School Crest

Posted on February 12, 2020

When you start a new school there are so many decisions to make. What will we name the school? What will its values be? What will we have as the uniform? I know because I was the founding Head of a school in the ACT before coming to St Paul’s School.

One of the big decisions to make is the design of the school crest or badge. The purpose of a crest is to identify the community, to tell a story of who we are in pictorial form.

When we wear the crest, we show that we belong to that community, and we do so with a certain sense of pride, not unlike you do if you were a member of the Australian Defence Force, the Queensland Police, or an elite sporting team.

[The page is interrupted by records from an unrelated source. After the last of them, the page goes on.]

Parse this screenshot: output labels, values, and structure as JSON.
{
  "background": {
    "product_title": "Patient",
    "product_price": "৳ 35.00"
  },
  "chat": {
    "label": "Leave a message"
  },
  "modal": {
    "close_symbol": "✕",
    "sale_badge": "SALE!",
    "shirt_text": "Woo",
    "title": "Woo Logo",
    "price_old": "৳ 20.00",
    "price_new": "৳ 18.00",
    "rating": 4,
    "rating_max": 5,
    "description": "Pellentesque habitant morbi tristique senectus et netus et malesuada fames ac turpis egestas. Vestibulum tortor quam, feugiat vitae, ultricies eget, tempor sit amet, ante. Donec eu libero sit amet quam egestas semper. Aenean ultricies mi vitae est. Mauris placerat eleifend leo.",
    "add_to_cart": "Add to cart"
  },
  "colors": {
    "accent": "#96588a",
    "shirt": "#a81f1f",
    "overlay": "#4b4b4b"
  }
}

St Paul’s was actually named after the original St Paul’s School in London, which is over 500 years old. The then Archbishop of Brisbane, Reginald Halse, who was instrumental in the establishment of our School, was a past student of St Paul’s School in London.

While the foundation stone for St Paul’s School Brisbane was laid in 1960, it wasn’t until 1965 that the School crest was launched to the community. A designer was engaged to capture the essence of this new northside School in a badge. They presented four options (which are on display in the School’s Accounts area in the Tooth Admin Building). The winning option is quite fitting.

The design consists of a gold Bishop’s mitre (hat) over a red shield (the colour red chosen to represent action). The mitre emphasises that this is a church School, an Anglican School.

The shield contains a gold martyr’s crown, symbolising self-sacrifice, or heart for servant leadership. In the early years following the resurrection of Jesus, many of his disciples experienced incredible persecution for their faith; many were put to death.

In the centre of the shield are the crossed swords of St Paul, for whom our School, and the school in London, is named. St Paul was also a martyr for his faith. He was a well-educated man, a pharisee. Following his encounter with Jesus on the road to Damascus, Christ commissioned him to take the Good News to the “Gentile” world. Paul was eventually put to death by the Romans.

Paul was an incredibly brave and courageous man with an extraordinary faith. If you are interested, some of his story is recorded in the book of Acts in the New Testament of the Bible. In that book you can read about Paul’s encounters with the authorities, about the years he spent in prison, when he survived a snake bite, and the time he was shipwrecked.

There is almost no better person than St Paul to look to for inspiration. A man of incredible resilience, a Roman citizen who travelled extensively making him one of the first global citizens.

Finally, below the shield is the motto, “Fide et Literis”, “By Faith and by Learning”; the same motto as St Paul’s School in London.

Our School values are Faith, Learning and Community. These values, and the essence of who we are and what our purpose is as a school, is captured beautifully in the School crest.

I am incredibly proud to belong to this community.